El Palau de les Arts se ha atrevido con una obra casi imposible en ests tiempos y que por ello se programa poco pese al atractivo de su música. Su libreto es de los más incomprensibles de la historia y con pocas posibilidades de ser llevado a escena de una forma original y que ayude a explicarlo. Y apenas hay tenores y barítonos para los papeles principales. Valencia triunfóo en esta apuesta con la baza de la calidad en lo músico – vocal.

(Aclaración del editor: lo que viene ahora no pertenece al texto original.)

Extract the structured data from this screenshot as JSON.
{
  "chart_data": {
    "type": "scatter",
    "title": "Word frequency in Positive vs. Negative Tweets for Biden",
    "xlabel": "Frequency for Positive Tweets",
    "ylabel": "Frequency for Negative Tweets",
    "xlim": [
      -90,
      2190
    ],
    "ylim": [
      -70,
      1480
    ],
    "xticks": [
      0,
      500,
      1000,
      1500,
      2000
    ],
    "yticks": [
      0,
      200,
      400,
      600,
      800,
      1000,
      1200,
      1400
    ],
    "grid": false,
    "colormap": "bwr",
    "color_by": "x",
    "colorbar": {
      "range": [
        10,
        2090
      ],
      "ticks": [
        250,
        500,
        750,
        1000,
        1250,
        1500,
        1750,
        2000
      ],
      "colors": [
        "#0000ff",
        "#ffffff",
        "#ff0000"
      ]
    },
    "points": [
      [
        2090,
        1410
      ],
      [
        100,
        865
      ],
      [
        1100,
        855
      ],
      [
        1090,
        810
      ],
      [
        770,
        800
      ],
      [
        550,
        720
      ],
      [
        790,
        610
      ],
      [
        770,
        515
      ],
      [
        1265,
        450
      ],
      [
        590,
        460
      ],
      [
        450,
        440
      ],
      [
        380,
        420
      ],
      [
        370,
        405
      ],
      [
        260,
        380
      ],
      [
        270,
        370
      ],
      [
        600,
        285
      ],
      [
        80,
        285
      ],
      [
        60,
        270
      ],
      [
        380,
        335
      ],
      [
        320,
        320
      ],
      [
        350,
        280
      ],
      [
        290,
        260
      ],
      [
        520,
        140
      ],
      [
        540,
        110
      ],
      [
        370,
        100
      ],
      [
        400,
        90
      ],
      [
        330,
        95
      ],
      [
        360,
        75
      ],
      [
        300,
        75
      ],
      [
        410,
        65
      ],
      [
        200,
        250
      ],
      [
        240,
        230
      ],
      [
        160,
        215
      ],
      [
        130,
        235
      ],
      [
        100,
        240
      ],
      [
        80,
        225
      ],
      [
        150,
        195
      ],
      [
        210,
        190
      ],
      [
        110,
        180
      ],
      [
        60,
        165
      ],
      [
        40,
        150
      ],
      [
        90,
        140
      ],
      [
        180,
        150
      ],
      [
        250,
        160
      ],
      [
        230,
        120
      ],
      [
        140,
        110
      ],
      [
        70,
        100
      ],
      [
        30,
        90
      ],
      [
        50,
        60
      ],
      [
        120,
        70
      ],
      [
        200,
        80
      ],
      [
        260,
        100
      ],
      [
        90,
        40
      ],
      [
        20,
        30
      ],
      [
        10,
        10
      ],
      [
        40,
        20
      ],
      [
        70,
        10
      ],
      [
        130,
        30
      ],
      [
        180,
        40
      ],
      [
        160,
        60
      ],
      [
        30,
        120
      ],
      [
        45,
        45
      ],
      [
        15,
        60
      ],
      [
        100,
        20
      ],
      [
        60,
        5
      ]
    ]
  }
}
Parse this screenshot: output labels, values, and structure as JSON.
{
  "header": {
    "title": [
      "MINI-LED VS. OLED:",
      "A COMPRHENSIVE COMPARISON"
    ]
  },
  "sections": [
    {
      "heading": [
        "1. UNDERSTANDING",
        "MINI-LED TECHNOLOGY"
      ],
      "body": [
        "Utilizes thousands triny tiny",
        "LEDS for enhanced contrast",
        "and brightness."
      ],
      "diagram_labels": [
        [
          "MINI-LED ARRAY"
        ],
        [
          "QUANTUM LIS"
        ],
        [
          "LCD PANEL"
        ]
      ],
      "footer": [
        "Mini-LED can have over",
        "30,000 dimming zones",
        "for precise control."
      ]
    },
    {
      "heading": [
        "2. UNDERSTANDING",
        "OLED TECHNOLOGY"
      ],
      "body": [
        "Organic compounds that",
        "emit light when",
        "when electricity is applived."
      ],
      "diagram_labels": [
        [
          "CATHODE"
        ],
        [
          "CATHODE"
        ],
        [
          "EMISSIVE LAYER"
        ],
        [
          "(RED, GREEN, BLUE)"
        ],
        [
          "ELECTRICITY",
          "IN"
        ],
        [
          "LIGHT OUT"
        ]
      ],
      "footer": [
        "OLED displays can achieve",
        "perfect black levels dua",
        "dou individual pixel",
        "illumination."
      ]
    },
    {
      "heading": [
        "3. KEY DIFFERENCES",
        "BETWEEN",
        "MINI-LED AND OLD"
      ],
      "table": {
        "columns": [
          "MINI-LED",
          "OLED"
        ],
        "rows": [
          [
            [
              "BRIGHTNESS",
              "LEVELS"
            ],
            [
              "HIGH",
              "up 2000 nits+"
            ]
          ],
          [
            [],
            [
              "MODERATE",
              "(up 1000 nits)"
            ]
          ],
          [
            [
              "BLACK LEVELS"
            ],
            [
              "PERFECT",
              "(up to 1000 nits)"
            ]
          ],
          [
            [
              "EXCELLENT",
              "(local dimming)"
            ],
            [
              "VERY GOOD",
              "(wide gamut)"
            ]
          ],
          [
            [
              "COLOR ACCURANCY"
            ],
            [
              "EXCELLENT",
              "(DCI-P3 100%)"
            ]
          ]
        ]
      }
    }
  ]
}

La crisis obligó a que Gerardo Vera diseñase escenarios que pudieran compatibilizar dos óperas tan diferentes como «Trovatore» y «Medea». No se sabe bien si el Conde de Luna va vestido de soldado o sereno, los gitanos parecen emigrantes de la Europa del Este, la prisión de Azucena semeja la estructura de un aparcamiento… Obras así precisan de simplicidad escénica, luces en condiciones y dirección actoral. Hay muchas cosas, poco teatro e iluminación inadecuada en momentos claves. Vera cosechó bastantes «buhes».

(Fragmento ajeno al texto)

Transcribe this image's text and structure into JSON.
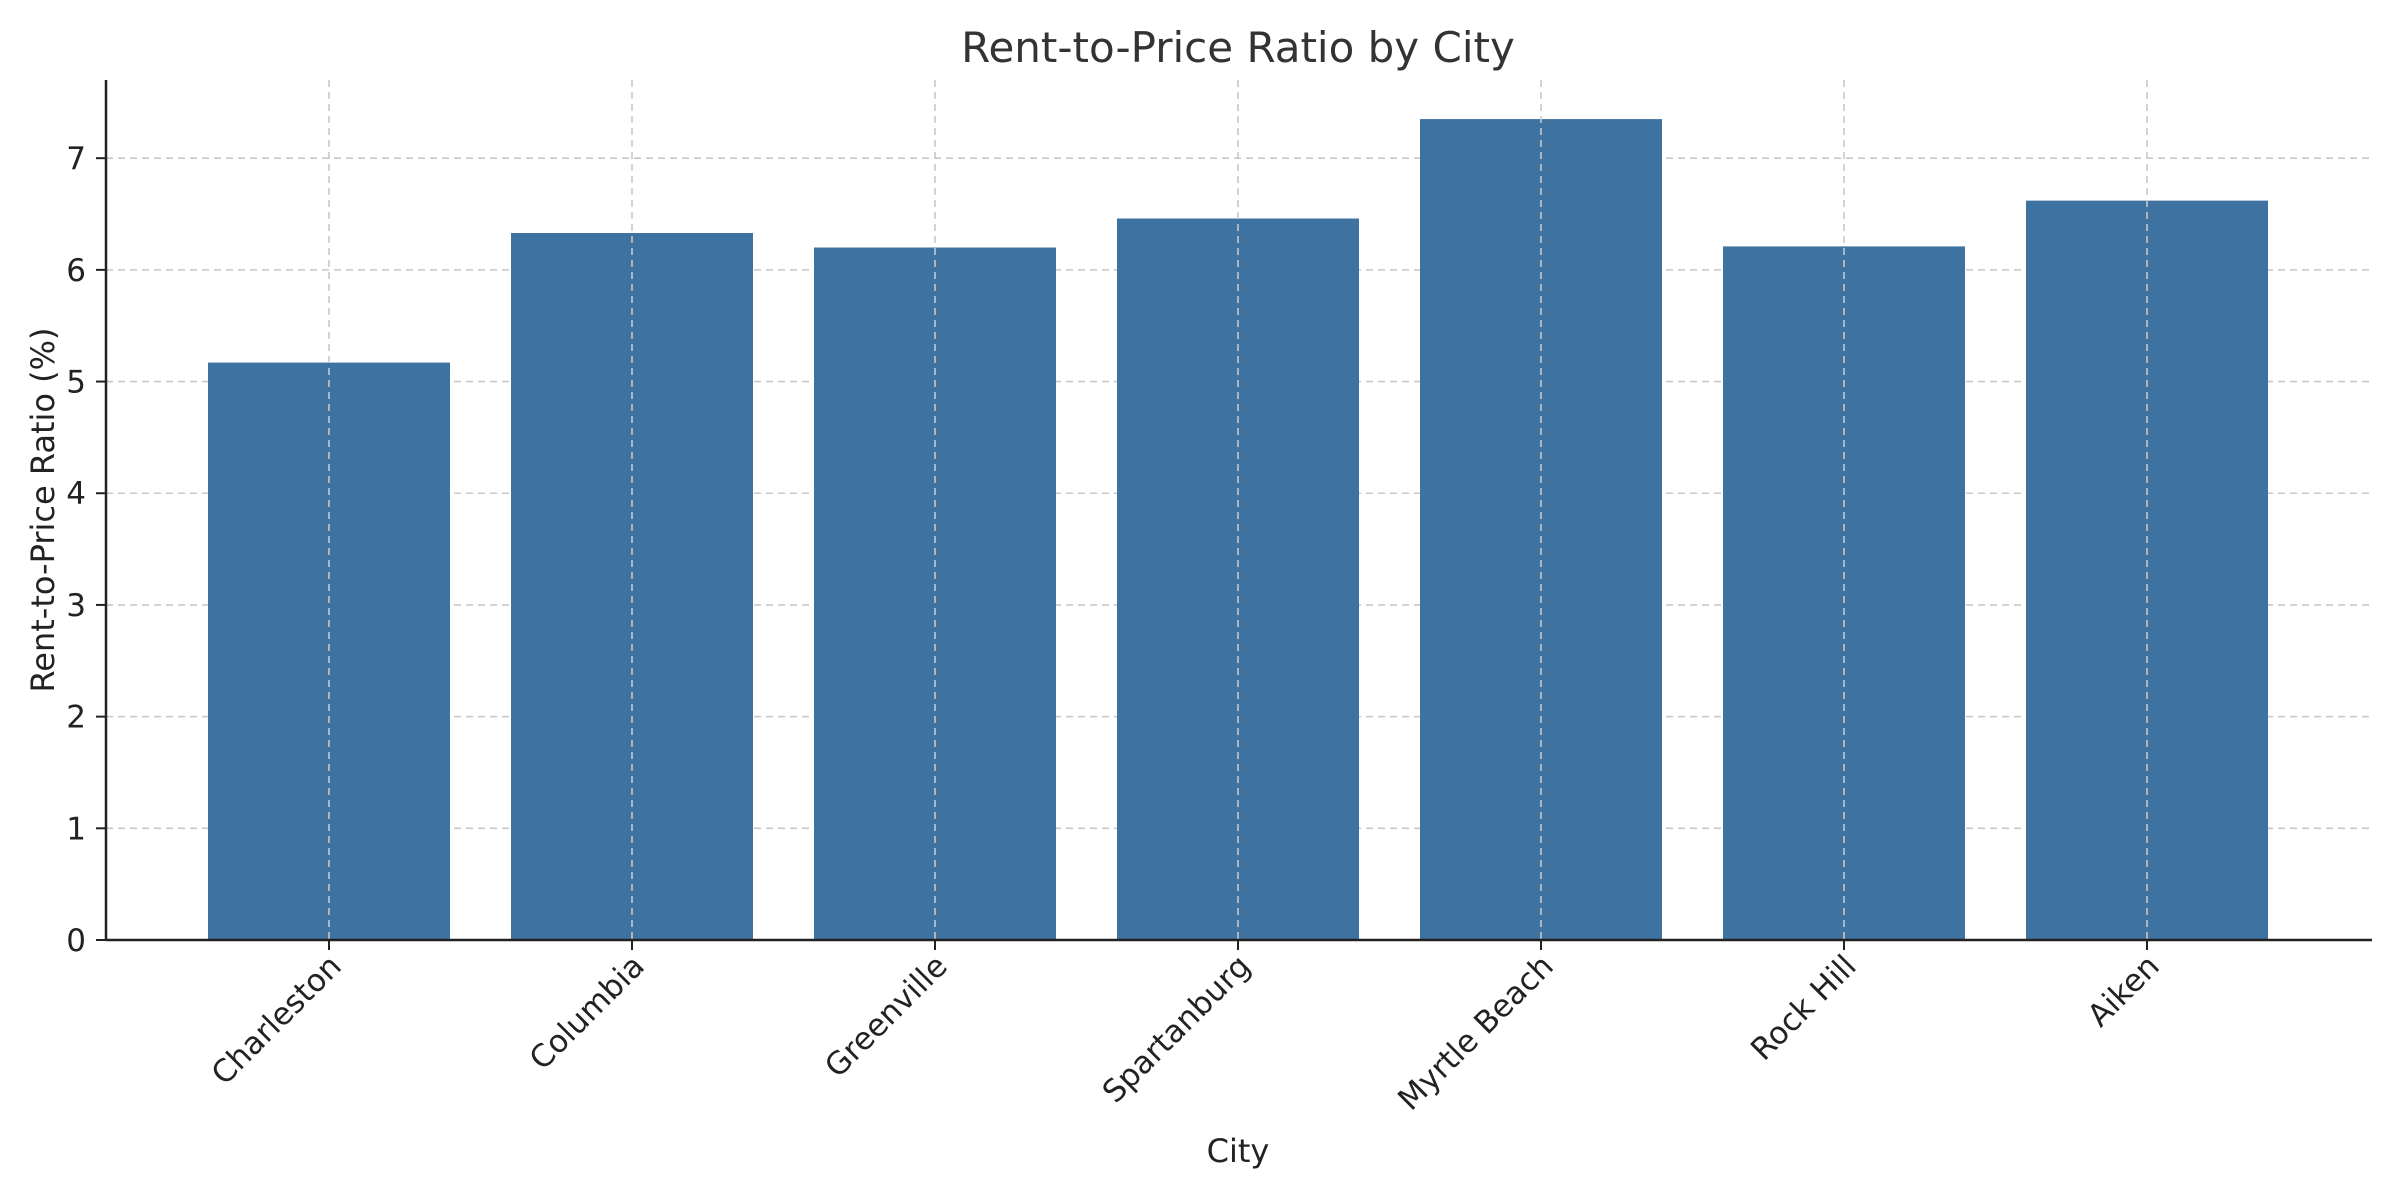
{
  "chart_data": {
    "type": "bar",
    "title": "Rent-to-Price Ratio by City",
    "xlabel": "City",
    "ylabel": "Rent-to-Price Ratio (%)",
    "categories": [
      "Charleston",
      "Columbia",
      "Greenville",
      "Spartanburg",
      "Myrtle Beach",
      "Rock Hill",
      "Aiken"
    ],
    "values": [
      5.17,
      6.33,
      6.2,
      6.46,
      7.35,
      6.21,
      6.62
    ],
    "ylim": [
      0,
      7.7
    ],
    "yticks": [
      0,
      1,
      2,
      3,
      4,
      5,
      6,
      7
    ],
    "grid": true,
    "bar_color": "#3e72a1"
  }
}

Ya es raro que Azucena no sea la gran triunfadora de un «Trovatore»; Semenchuk compuso una gitana impecable, pero tenía al lado un trío sólido. Maria Agresta, soprano desconocida en estos lares, cantó con línea admirable, regulando, con buen fraseo y voz bella de soprano lírica. Juan José Rodríguez sustituyó a última hora a Sebastian Catana. Con razón aplaudidísimo, dibujó un Conde de robustez y el bajo Liang Li no desmereció como Ferrando. Jorge de León entusiasmó en la «pira» y cantó con nivel el «Ah si ben mío», si bien le falta apianar y le sobra empujar. La facilidad del agudo y la fortaleza vocal en un repertorio de «spinto» sin apenas competidores son sus armas, pero ha de cuidarlas. Mehta planteó una lectura más medida y controlada de lo esperado, mimando a los cantantes y dejándoles ser auténticos protagonistas. La orquesta estaba allí para arroparles, no para ahogarles. Esto se llama madurez, generosidad y humildad en no desear ser la estrella de la noche, aunque al final, precisamente por eso, acabe siéndolo de verdad.